Happy 25th, Belgian Strip Cartoon Centre!

The Belgian Comic Strip Centre in Brussels is marking its 25th anniversary. All weekend special activities are being planned and the artists Peyo and Pieter De Poortere are both being given a permanent room of their own. The festivities coincide with the launch of a new exhibition devoted to how to discover Brussels by strip cartoon.

It was in October 1989 that King Boudewijn and Queen Fabiola opened the Strip Cartoon Centre making it the world's oldest surviving strip cartoon centre today. This year some 200,000 visitors are expected to file through its doors, but only 20 percent of these visitors are Belgians.

The centre provides a home for original works and publications, but is also a centre for scientific research and learning.

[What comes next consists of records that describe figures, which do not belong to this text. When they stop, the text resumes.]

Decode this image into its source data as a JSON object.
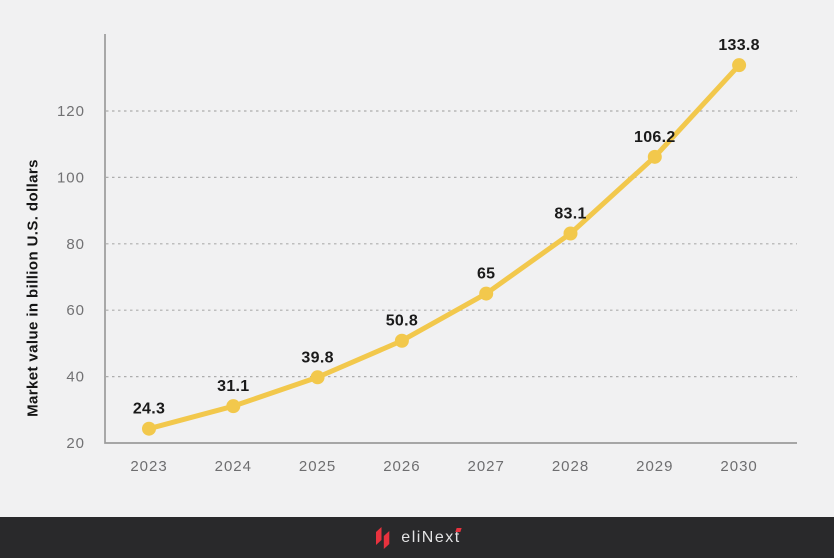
{
  "chart_data": {
    "type": "line",
    "categories": [
      "2023",
      "2024",
      "2025",
      "2026",
      "2027",
      "2028",
      "2029",
      "2030"
    ],
    "series": [
      {
        "name": "Market value",
        "values": [
          24.3,
          31.1,
          39.8,
          50.8,
          65,
          83.1,
          106.2,
          133.8
        ]
      }
    ],
    "data_labels": [
      "24.3",
      "31.1",
      "39.8",
      "50.8",
      "65",
      "83.1",
      "106.2",
      "133.8"
    ],
    "xlabel": "",
    "ylabel": "Market value in billion U.S. dollars",
    "yticks": [
      20,
      40,
      60,
      80,
      100,
      120
    ],
    "ylim": [
      20,
      143
    ],
    "grid": "horizontal-dotted",
    "legend": "none",
    "colors": {
      "line": "#F2C84C",
      "marker": "#F2C84C",
      "data_label": "#1A1A1A",
      "axis": "#9B9B9B",
      "gridline": "#ADADAD",
      "tick_text": "#717173",
      "year_text": "#6E6E70",
      "background": "#F1F1F2"
    }
  },
  "footer": {
    "brand": "eliNext",
    "background": "#29292B",
    "logo_color": "#E8323E",
    "text_color": "#E3E3E4"
  }
}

Peyo, the father of the Smurfs, now gets a room all to himself. 'Picturing Brussels' is the name of the new exhibition that allows you to discover the neighbourhoods of Brussels thanks to the work of strip cartoonists who have illustrated the Brussels of their time. One hundred and thirty original works are on show.

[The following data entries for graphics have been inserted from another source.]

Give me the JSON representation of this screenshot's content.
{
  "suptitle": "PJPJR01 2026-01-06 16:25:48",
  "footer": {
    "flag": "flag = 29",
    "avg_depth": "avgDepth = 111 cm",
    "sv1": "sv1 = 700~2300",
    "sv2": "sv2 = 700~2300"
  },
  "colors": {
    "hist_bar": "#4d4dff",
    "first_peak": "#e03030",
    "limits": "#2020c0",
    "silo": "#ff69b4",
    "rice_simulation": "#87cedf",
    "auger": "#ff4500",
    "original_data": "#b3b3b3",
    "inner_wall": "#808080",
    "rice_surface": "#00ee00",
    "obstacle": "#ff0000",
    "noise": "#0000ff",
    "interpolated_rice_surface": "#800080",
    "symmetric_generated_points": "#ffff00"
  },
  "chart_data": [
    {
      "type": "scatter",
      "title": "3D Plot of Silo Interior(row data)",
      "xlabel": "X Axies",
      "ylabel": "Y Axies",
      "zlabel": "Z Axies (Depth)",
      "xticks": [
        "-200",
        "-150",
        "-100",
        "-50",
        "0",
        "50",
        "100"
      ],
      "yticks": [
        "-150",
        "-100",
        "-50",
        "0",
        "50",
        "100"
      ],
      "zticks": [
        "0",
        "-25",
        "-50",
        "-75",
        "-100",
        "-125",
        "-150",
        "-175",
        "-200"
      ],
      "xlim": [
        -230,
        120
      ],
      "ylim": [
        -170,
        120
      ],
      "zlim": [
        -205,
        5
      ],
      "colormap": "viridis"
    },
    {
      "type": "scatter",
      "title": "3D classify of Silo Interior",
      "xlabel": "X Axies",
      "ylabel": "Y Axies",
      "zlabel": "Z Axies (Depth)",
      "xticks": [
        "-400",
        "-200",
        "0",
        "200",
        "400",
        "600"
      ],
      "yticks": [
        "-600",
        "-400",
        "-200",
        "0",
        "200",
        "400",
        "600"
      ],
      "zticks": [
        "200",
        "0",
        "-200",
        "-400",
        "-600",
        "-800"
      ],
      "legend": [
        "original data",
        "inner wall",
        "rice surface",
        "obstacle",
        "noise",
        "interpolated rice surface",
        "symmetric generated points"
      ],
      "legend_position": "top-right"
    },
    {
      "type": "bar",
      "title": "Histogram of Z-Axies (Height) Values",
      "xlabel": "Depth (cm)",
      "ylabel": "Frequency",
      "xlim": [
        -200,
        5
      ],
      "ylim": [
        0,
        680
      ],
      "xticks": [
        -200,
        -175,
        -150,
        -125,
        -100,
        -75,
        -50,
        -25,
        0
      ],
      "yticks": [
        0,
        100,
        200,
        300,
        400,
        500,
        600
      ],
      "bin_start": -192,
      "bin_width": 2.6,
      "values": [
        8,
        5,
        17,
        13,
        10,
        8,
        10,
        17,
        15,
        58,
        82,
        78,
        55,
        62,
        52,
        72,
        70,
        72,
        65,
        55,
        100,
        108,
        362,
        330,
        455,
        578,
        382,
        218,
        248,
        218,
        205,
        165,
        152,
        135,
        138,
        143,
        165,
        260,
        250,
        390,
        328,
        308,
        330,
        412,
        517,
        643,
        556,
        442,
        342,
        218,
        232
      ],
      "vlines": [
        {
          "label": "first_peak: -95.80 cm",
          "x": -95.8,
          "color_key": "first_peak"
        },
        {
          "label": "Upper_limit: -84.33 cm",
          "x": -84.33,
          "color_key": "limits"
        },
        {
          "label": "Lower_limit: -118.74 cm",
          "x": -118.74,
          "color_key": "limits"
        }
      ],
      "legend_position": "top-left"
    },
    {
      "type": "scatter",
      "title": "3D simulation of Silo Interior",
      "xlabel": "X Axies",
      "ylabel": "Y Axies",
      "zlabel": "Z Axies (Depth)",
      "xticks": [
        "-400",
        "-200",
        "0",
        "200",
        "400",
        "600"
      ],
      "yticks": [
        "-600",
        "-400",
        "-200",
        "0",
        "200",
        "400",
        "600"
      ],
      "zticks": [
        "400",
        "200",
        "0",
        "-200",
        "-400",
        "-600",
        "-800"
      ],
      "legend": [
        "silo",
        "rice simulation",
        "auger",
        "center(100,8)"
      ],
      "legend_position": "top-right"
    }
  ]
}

The first results of Google Online's trolley visit to the centre are already visible. At the beginning of September Google visited Brussels to make the Comic Strip Centre the first Belgian museum to which you can pay a virtual visit. The Belgian Comic Strip Centre's Willem Degraeve: "We opened our browser this morning and witnessed how you can already visit the entrance hall and the ground floor.